PRIMEIRAS CHUVAS: GOTAS DE ESPERANÇA
Francisco Vieira |
Francisco
Vieira*
No
Nordeste, tão logo se inicia o ano, a atenção se volta para um possível
inverno. É grande a expectativa.
O
sertanejo que o diga: nada é mais tenebroso do que uma seca. É um fenômeno
dramático e de efeitos danosos como, sofrimento, fome e pobreza. Tudo se resume
numa só palavra: miséria. Contudo, o homem do campo não desiste. Revestido de
inabalável fé, força hercúlea e coragem leonina não permite descrença nem
desespero. É evidente sua relutância, o que confirma a assertiva de que o
sertanejo é mesmo um forte.
Nas
rodas de conversas onde o assunto se faz presente a fé alimenta a esperança.
Até mesmo as crendices populares e as superstições fortalecem a espera de um
inverno promissor. São os Profetas do Sertão, exímios observadores do tempo que
mirando o horizonte, como farejadores de chuvas, buscam na natureza, plantas,
insetos e pássaros como João de Barro, sinais para definir suas previsões.

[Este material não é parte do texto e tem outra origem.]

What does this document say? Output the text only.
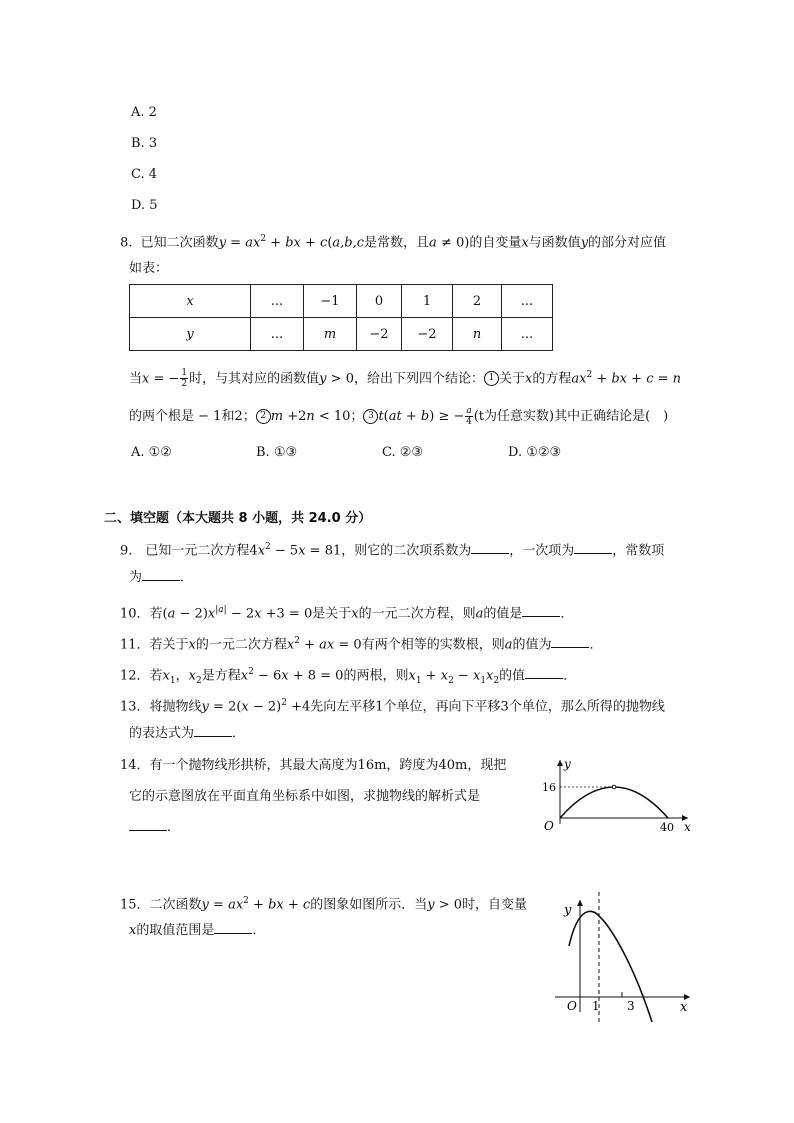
A. 2
B. 3
C. 4
D. 5
8. 已知二次函数$y = ax^2$ + bx + c(a,b,c是常数，且a ≠ 0)的自变量x与函数值y的部分对应值
如表：
x	...	−1	0	1	2	...
y	...	m	−2	−2	n	...
当x = − $\frac{1}{2}$ 时，与其对应的函数值y > 0，给出下列四个结论： 1 关于x的方程$ax^2$ + bx + c = n
的两个根是 − 1和2； 2 m +2n < 10； 3 t(at + b) ≥ − $\frac{a}{4} (t$为任意实数)其中正确结论是(　)
A. ①②	B. ①③	C. ②③	D. ①②③
二、填空题（本大题共 8 小题，共 24.0 分）
9.　已知一元二次方程$4x^2 - 5x = 81$，则它的二次项系数为	，一次项为	，常数项
为	．
10．若$(a - 2)x^{|a|} - 2x +3 = 0$是关于x的一元二次方程，则a的值是	．
11．若关于x的一元二次方程$x^2$ + ax = 0有两个相等的实数根，则a的值为	．
12．若$x_1$，$x_2$是方程$x^2 - 6x + 8 = 0$的两根，则$x_1 + x_2 - x_1x_2$的值	．
13．将抛物线$y = 2(x - 2)^2 +4$先向左平移1个单位，再向下平移3个单位，那么所得的抛物线
的表达式为	．
14．有一个抛物线形拱桥，其最大高度为16m，跨度为40m，现把
它的示意图放在平面直角坐标系中如图，求抛物线的解析式是
．
y
x
O
16
40
15．二次函数$y = ax^2$ + bx + c的图象如图所示．当y > 0时，自变量
x的取值范围是	．
y
x
O 1 3
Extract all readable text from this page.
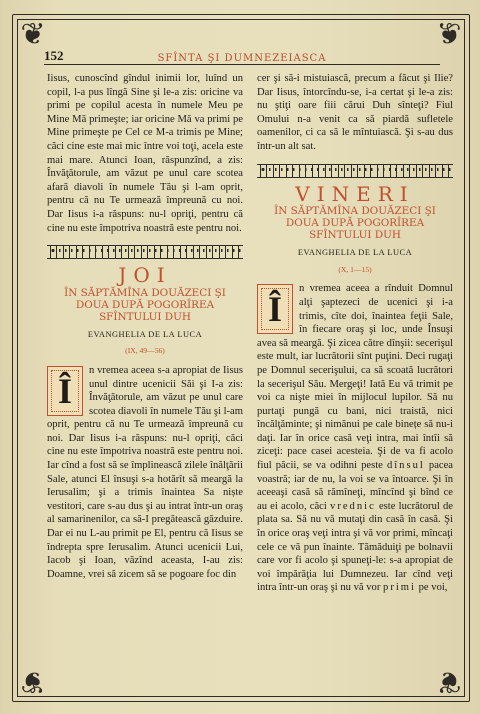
❦	❦
❦	❦
152	SFÎNTA ŞI DUMNEZEIASCA

Iisus, cunoscînd gîndul inimii lor, luînd un copil, l-a pus lîngă Sine şi le-a zis: oricine va primi pe copilul acesta în numele Meu pe Mine Mă primeşte; iar oricine Mă va primi pe Mine primeşte pe Cel ce M-a trimis pe Mine; căci cine este mai mic între voi toţi, acela este mai mare. Atunci Ioan, răspunzînd, a zis: Învăţătorule, am văzut pe unul care scotea afară diavoli în numele Tău şi l-am oprit, pentru că nu Te urmează împreună cu noi. Dar Iisus i-a răspuns: nu-l opriţi, pentru că cine nu este împotriva noastră este pentru noi.

JOI
ÎN SĂPTĂMÎNA DOUĂZECI ŞI DOUA DUPĂ POGORÎREA SFÎNTULUI DUH
EVANGHELIA DE LA LUCA
(IX, 49—56)

Î
n vremea aceea s-a apropiat de Iisus unul dintre ucenicii Săi şi I-a zis: Învăţătorule, am văzut pe unul care scotea diavoli în numele Tău şi l-am oprit, pentru că nu Te urmează împreună cu noi. Dar Iisus i-a răspuns: nu-l opriţi, căci cine nu este împotriva noastră este pentru noi. Iar cînd a fost să se împlinească zilele înălţării Sale, atunci El însuşi s-a hotărît să meargă la Ierusalim; şi a trimis înaintea Sa niște vestitori, care s-au dus şi au intrat într-un oraş al samarinenilor, ca să-I pregătească găzduire. Dar ei nu L-au primit pe El, pentru că Iisus se îndrepta spre Ierusalim. Atunci ucenicii Lui, Iacob şi Ioan, văzînd aceasta, I-au zis: Doamne, vrei să zicem să se pogoare foc din

cer şi să-i mistuiască, precum a făcut şi Ilie? Dar Iisus, întorcîndu-se, i-a certat şi le-a zis: nu ştiţi oare fiii cărui Duh sînteţi? Fiul Omului n-a venit ca să piardă sufletele oamenilor, ci ca să le mîntuiască. Şi s-au dus într-un alt sat.

VINERI
ÎN SĂPTĂMÎNA DOUĂZECI ŞI DOUA DUPĂ POGORÎREA SFÎNTULUI DUH
EVANGHELIA DE LA LUCA
(X, 1—15)

Î
n vremea aceea a rînduit Domnul alţi şaptezeci de ucenici şi i-a trimis, cîte doi, înaintea feţii Sale, în fiecare oraş şi loc, unde Însuşi avea să meargă. Şi zicea către dînşii: secerişul este mult, iar lucrătorii sînt puţini. Deci rugaţi pe Domnul secerişului, ca să scoată lucrători la secerişul Său. Mergeţi! Iată Eu vă trimit pe voi ca nişte miei în mijlocul lupilor. Să nu purtaţi pungă cu bani, nici traistă, nici încălţăminte; şi nimănui pe cale binețe să nu-i daţi. Iar în orice casă veţi intra, mai întîi să ziceţi: pace casei acesteia. Şi de va fi acolo fiul păcii, se va odihni peste dînsul pacea voastră; iar de nu, la voi se va întoarce. Şi în aceeaşi casă să rămîneţi, mîncînd şi bînd ce au ei acolo, căci vrednic este lucrătorul de plata sa. Să nu vă mutaţi din casă în casă. Şi în orice oraş veţi intra şi vă vor primi, mîncaţi cele ce vă pun înainte. Tămăduiţi pe bolnavii care vor fi acolo şi spuneţi-le: s-a apropiat de voi împărăţia lui Dumnezeu. Iar cînd veţi intra într-un oraş şi nu vă vor primi pe voi,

A partir do mandacaru que desabrochou a
flor no último verão, a barra no romper da primeira aurora do ano, a chuva
sobre a fogueira de São João e no domingo de entrudo, tudo robustece as
previsões de um ano chuvoso. Tudo serve de argumento, com destaque para o Dia
de São José no qual os agricultores apostam como a última esperança. Diz a
crença: chuva no dia do Santo Operário é certeza de inverno e garantia de
fartura. Nem mesmo o canto agourento da Acauã, anunciando como presságio,
impiedosa seca, não é capaz de desesperar o menor dos devotos.
Tudo
acaba bem com a opinião do experiente Severino Macena. Perito no assunto
assegura que as previsões apontam para um bom inverno e muita fartura deixando
todos otimistas.
Enfim,
a chuva chega, interrompendo a estiagem e a escassez. Mal caem os primeiros
pingos na terra ressequida, porém fértil, tudo se transforma. Com ares de
felicidade o sertanejo se enche de esperança estampando no rosto o semblante de
alegria.
Córregos, riachos e rios transbordam
suas águas, onde peixes viçosos brigam contra a correnteza para desovar
trazendo vidas. Ao som de estrondosa trovoada e relampejar cadente, a chuva
risca o espaço infinito com raios em caracol, enquanto sapos e rãs coaxam
incessantemente, não sei se agradecendo pelas chuvas caídas ou anunciando
outras que em breve virão.
A
chuva é a felicidade que vem do céu em pingos d’água. Cada gota que cai faz
germinar a semente plantada tornando a natureza mais exuberante, que de tão
irresistível, a asa branca fugitiva da seca, atraída pelo ronco do trovão, abre
asas em revoada e volta ao sertão.
Estamos
em 2018. Após longa estiagem, finalmente tivemos, se não um inverno, mas um ano
chuvoso, motivo de agradecimentos a Deus. Os reservatórios antes secos e agora
abastecidos – uns mais, outros menos – nos dão um certo alento. De certa forma
o sofrimento do nordestino cedeu lugar a felicidade, transformando a desolação
em esperança.
O nordestino, forte e bravo, vítima da
seca, tornou-se presa fácil de políticos corruptos, aproveitadores da situação.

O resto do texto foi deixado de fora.